Analysis of CD20-Mediated Signals in Refractory Diffuse Large B-Cell Lymphoma Cells.

Abstract 2684

Loss of CD20 expression isimportant not only because of the loss of a therapeutic target, but because it is often associated with a poor prognosis of the patient with DLBCL at relapse. In newly diagnosed cases of DLBCL, reduced expression of CD20 at diagnosis is also associated with poor prognosis. CD20-mediated signaling pathway(s) and how rituximab affect the phenotype trough CD20 in refractory B-cell lymphoma remains to be studied.

We analyzed CD20-mediated signals in refractory DLBCL using a CD20-negative DLBCL cell line, SD07 as a model. SD07 was established from a patient with DLBCL at CD20-negative relapse after receiving immuno-chemotherapy that included rituximab. We transiently transfected expression vector(pIRES2-GFP) carrying CD20 cDNA into SD07 cells. CD20 gene was successfully re-expressed in SD07 cells. By immunoblot, CD20 protein was detectable in SD07 cells for 72 hours after transfection. By flowcytometry (FCM), expression levels of cell surface CD20 protein was even more than those in Daudi B-cell lymphoma cells, which is sensitive to growth inhibition of rituximab. Expression of CD20 gene in SD07 produced increased viable cell number through 6 days' culture compared with those in transfected with vector alone(SD07=4.9±0.1(d1), 4.8±0.2(d3), 4.5±0.1(d6) and SD07CD20=5.6±0.3(d1), 5.7±0.1(d3), 5.9±0.4(d6), x10⁵cells/ml, P<0.05). Increase of number of cells transfected CD20 gene was accompanied with rapid increase of expression of c-myc mRNA analyzed by RT-PCR. c-myc mRNA was detectable 24hrs and remained to be detected up to 6days after transfection, while those was undetectable in cells tranfected with vector alone. By FCM, increase of c-myc protein was also detected 24 hours after transfection (SD07=5.9±0.2, SD07CD20=8.2±0.4, mean signal intensity(MSI), p<0.01). Incubation with rituximab (20μg/ml), unexpectedly, even stimulated the increase of viable cell number of CD20-tranfected SD07 cells (SD07CD20=5.7±0.1(d1), 5.9±0.3(d3), 6.1±0.2(d6), x10⁵cells/ml). c-myc protein of CD20-transfected SD07 remained to be up-regulated in the presence of rituximab (SD07CD20=7.6±0.4, MSI). Accelerated phosphphorylation of retinoblastoma protein was observed in CD20-transfected SD07 cells. By immunoblot, expression levels of either of p-Src(Tyr416), p-Akt(Ser473), Bcl2 or BclxL protein was not affected by the transfection of CD20 into SD07 cells for 6 days' culture in the presence or absence of rituximab. Those results suggest that growth-promoting effect are involved in CD20-mediated signals in some types of B-cell lymphoma.
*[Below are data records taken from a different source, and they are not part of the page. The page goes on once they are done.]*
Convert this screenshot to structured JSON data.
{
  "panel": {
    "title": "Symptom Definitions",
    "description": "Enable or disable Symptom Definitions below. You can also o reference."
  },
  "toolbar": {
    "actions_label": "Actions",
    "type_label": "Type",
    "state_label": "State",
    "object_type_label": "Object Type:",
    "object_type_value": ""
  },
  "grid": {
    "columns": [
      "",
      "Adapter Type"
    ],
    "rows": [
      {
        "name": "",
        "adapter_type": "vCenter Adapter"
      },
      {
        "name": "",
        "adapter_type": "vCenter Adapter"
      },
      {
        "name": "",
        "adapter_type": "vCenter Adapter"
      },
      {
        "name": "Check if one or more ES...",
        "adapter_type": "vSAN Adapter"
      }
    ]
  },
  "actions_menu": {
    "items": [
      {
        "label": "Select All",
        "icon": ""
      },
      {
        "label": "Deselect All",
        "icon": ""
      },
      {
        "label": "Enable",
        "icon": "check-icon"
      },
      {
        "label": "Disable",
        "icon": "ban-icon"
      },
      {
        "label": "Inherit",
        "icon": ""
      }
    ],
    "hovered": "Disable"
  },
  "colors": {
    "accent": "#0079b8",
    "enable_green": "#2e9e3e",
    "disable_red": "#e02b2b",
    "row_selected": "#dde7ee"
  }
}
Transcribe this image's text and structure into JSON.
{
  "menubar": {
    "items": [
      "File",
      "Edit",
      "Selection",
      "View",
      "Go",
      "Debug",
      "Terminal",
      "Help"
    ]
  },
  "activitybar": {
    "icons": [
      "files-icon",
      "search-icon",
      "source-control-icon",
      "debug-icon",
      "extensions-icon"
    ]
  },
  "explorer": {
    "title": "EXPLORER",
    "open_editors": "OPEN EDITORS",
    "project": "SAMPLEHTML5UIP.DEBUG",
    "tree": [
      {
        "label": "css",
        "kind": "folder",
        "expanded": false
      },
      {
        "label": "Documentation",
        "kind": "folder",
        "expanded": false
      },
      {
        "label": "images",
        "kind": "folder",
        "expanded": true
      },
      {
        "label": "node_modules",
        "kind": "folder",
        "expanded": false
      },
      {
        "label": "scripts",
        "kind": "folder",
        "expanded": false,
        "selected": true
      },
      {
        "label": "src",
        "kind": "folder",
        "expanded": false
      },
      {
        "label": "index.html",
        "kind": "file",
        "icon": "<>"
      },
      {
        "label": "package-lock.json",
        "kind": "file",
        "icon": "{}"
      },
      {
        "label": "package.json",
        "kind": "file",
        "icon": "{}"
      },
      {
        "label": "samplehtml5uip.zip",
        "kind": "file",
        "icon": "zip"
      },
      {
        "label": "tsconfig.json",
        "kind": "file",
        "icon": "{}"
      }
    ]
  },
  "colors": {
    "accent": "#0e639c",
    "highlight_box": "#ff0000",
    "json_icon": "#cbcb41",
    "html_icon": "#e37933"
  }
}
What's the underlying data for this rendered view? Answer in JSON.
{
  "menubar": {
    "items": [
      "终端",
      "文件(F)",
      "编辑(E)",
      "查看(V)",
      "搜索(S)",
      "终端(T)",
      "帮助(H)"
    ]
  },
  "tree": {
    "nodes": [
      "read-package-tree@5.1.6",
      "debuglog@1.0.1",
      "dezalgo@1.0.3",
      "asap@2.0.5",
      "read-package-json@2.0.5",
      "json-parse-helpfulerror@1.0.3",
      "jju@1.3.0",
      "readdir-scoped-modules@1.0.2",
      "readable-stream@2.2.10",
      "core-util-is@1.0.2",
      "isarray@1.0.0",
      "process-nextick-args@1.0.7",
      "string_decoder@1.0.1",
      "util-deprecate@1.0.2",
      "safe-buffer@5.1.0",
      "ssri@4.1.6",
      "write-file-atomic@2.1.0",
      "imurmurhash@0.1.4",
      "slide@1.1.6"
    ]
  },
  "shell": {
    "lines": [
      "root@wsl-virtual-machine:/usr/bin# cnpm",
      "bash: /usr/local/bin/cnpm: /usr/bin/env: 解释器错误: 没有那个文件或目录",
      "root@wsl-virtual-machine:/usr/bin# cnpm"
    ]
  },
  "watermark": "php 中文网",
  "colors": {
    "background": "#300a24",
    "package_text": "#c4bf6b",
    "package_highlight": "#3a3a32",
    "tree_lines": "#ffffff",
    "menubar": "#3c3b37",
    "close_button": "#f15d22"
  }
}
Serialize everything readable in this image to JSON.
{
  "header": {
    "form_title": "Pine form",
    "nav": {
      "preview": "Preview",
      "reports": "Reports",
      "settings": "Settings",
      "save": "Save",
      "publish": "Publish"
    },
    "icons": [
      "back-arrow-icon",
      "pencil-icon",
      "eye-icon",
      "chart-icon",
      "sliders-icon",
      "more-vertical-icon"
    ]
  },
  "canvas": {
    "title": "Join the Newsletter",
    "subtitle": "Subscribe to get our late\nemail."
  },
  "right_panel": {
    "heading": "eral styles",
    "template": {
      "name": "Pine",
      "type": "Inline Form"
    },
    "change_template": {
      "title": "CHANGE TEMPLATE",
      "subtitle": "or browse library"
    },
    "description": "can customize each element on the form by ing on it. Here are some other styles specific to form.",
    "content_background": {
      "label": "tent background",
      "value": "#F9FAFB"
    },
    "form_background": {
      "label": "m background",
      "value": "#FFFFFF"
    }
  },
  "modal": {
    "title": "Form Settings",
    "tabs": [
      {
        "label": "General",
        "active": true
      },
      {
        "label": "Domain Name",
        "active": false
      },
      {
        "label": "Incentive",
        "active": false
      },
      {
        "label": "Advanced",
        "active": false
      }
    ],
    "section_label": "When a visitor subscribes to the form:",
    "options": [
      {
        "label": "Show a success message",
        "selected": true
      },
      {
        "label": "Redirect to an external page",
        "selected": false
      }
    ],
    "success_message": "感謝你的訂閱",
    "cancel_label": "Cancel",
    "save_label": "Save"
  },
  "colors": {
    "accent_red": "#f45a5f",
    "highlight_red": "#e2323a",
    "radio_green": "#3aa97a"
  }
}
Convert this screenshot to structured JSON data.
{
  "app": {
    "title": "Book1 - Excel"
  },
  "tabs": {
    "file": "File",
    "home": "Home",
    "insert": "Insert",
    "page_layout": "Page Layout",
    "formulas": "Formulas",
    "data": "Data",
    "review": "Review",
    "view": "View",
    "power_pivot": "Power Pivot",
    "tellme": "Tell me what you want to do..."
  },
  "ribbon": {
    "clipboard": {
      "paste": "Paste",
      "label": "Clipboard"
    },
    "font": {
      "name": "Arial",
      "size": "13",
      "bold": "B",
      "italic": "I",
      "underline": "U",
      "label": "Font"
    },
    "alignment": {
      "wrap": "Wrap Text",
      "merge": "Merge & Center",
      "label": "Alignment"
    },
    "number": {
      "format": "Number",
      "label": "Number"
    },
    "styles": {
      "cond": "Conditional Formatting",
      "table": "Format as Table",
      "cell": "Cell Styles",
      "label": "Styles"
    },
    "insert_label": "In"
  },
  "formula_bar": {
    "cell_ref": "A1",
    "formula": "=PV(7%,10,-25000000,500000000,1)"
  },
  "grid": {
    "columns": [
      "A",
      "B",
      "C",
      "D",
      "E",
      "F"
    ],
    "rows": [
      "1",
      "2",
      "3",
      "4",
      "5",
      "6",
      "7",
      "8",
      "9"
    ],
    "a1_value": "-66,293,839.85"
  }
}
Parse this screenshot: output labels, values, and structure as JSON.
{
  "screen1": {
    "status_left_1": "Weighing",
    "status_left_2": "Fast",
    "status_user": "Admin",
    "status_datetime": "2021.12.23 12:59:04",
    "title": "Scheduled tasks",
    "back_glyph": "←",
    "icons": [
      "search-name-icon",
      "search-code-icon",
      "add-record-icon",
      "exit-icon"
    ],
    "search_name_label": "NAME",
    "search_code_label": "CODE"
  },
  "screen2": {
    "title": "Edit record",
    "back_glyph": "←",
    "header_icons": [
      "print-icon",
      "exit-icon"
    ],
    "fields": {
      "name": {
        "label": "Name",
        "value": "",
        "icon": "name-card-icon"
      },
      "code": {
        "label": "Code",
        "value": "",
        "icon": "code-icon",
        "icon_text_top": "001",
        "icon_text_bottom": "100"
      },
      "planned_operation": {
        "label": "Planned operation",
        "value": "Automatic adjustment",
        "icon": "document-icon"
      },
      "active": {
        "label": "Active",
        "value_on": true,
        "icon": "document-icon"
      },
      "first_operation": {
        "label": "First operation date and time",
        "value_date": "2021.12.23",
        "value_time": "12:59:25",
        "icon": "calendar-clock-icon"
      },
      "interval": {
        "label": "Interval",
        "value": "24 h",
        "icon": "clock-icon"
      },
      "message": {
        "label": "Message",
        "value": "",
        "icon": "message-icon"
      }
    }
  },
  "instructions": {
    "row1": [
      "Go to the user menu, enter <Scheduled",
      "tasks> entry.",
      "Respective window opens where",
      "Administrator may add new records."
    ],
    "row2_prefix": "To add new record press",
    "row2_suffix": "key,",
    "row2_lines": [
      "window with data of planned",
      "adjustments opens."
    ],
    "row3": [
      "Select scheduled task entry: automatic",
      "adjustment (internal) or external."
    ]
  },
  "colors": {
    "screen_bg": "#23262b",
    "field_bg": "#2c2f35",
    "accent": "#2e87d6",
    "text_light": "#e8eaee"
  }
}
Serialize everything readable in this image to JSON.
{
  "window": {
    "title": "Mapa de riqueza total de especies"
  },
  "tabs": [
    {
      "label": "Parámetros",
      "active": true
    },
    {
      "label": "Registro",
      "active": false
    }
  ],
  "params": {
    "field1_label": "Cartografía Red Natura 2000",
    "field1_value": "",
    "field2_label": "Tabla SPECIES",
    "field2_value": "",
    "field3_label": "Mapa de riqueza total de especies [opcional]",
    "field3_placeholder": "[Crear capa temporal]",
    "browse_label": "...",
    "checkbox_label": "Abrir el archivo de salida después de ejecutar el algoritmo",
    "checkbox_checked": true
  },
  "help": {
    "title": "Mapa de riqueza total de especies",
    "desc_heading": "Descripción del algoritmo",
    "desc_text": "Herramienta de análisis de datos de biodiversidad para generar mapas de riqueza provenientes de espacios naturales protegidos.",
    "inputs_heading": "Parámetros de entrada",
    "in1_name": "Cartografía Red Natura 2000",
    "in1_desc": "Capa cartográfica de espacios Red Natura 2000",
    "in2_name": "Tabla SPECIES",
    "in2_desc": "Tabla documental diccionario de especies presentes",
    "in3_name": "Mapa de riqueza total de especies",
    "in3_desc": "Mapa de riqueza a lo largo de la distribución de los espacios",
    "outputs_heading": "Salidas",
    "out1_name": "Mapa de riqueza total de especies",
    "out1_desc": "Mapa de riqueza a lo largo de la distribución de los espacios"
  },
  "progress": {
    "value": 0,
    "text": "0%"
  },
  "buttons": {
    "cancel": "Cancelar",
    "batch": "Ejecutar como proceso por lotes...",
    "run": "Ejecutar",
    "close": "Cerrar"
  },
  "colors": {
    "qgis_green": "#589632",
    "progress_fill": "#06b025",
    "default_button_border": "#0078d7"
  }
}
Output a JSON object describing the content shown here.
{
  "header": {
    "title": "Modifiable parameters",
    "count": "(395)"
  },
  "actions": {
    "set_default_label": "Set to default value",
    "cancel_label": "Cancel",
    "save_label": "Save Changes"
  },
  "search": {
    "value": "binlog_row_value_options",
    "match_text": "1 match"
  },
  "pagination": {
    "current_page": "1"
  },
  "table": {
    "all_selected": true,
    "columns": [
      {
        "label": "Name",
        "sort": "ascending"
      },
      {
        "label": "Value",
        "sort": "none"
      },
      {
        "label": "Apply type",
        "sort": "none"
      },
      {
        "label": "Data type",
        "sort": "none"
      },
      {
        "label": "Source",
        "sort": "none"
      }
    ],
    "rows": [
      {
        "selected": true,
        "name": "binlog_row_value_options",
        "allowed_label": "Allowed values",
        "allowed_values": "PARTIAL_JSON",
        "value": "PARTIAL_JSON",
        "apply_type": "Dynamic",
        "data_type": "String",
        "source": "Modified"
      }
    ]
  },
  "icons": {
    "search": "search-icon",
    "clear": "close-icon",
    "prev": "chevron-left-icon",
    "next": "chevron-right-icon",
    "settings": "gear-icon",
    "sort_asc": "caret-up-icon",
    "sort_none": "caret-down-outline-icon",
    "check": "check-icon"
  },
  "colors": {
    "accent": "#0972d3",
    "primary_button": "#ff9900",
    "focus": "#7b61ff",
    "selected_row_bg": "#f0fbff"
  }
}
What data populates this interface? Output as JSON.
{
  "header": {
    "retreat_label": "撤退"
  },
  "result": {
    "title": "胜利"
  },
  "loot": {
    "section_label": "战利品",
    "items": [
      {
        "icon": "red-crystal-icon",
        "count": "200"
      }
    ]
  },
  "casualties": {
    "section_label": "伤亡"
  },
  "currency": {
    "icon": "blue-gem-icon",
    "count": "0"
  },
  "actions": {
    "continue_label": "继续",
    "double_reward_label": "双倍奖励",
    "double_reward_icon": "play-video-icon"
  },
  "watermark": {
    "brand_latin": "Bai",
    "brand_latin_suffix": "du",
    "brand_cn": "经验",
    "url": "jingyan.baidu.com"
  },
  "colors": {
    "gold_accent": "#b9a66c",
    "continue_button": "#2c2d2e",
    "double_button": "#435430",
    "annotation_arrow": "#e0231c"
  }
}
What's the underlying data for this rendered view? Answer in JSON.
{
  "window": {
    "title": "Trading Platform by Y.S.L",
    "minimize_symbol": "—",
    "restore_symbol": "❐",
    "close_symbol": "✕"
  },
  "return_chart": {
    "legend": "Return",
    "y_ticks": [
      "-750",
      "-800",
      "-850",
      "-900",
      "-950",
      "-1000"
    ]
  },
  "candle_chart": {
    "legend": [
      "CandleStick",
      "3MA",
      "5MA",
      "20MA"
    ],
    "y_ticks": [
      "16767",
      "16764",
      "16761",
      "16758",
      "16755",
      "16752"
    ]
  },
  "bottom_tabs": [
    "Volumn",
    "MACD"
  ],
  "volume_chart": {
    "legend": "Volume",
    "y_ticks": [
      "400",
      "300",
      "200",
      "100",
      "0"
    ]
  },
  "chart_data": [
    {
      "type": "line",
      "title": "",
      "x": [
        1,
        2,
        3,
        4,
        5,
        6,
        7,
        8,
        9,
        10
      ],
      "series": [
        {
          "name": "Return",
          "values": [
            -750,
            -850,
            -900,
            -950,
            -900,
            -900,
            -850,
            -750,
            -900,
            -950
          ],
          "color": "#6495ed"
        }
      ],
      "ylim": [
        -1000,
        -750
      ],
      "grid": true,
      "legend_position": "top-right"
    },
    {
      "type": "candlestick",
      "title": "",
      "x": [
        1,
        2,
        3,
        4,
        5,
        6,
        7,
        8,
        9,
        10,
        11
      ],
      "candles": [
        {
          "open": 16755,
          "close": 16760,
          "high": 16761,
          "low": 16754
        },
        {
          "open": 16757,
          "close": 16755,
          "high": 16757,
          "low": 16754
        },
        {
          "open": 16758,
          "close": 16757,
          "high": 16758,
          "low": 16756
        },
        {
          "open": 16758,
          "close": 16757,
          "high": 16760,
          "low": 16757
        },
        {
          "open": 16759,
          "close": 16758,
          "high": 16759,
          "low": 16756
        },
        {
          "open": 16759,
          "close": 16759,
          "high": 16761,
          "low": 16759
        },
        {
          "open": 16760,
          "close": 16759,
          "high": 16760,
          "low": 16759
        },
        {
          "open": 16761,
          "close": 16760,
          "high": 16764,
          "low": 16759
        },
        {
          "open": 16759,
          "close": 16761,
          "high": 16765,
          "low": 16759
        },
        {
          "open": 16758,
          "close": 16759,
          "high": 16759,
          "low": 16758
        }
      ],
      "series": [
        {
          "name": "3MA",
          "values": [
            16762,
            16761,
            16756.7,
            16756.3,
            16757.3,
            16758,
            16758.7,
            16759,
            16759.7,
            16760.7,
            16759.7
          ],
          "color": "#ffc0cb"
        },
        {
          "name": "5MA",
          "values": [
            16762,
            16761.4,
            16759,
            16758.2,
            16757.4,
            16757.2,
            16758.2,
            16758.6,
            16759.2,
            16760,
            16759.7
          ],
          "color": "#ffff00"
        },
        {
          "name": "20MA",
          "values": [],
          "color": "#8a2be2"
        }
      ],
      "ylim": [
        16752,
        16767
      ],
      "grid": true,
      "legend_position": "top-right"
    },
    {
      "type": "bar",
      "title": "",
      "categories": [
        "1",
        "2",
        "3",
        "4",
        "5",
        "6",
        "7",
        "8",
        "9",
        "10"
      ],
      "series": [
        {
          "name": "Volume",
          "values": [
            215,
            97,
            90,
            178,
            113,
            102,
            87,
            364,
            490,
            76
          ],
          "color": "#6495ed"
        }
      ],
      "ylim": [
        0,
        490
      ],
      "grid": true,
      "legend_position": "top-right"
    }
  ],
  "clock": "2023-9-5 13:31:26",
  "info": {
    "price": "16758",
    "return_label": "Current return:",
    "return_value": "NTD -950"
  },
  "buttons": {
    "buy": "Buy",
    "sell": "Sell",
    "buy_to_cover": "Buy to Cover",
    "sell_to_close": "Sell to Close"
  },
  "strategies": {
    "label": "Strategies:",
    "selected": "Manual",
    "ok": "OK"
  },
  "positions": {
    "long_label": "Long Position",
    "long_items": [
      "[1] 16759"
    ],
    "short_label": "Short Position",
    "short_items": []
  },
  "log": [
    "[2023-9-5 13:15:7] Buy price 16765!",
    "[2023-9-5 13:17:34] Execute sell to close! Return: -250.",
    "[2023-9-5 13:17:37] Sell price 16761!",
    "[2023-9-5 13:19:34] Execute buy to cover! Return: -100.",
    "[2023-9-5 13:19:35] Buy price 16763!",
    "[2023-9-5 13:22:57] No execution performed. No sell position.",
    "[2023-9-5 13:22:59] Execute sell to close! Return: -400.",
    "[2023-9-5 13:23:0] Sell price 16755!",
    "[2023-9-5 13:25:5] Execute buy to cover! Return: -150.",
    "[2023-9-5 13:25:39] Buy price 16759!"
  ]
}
We hypothesized that oncogenic activation of PI3K-AKT pathway might be involved in the lack of rituximab-induced anti-lymphoma effects in CD20-tranfected SD07 cells in culture, because SD07 shows a homozygous deletion of PTEN and constitutive Akt Ser473 phosphorylation. Rituximab showed significant growth inhibition on CD20-transfected SD07 cells in combination with suboptimal concentration of various chemotherapeutic drugs only in the presence of LY294002 (LY, 10μM), a selective PI3K inhibitor, while rituximab without LY rather stimulated cell growth of those cells(medium=85±0.1%, cisplatin(1μg/ml)=71±0.3%, doxorubicin(100ng/ml)=78±0.2%, bendamustine(10μM)=71±0.1%, etoposide(2μM)= 61±0.3%, Ara-C(10μM)=70±0.5%, % of cell number of CD20-transfected SD07 incubated without LY at day 3, P<0.01) Moreover, FCM analysis of cells stained with PI showed that rituximab significantly increased of subG1 DNA content portion in CD20-transfected SD07 cells in the presence of both LY and chemotherapeutic drugs (medium=5.1±0.8%, cisplatin=6.7±0.2%, doxorubicin =7.6±0.1%, bendamustine=9.0±0.2%, etoposide=9.0±0.2%, Ara-C=11.3±0.2%). Those suggest that deregulated PI3K-AKT pathway may contribute, at least in part, to defects of growth-inhibitory/pro-apoptotic effect of rituximab on SD07 cells.

In summary, although a limited in a DLBCL cell line, we showed expression of CD20 is involved in cell growth and cell cycle progression accompanied with rapid induction of c-myc in refractory DLBCL cells. In chemo-refractory lymphoma cells, accumulating genetic alteration(s) of signal transduction pathways downstream of CD20 might impair rituximab-induced anti-lymphoma effects. CD20-mediated signaling pathways are possible therapeutic target(s) to overcome refractory B- cell lymphoma.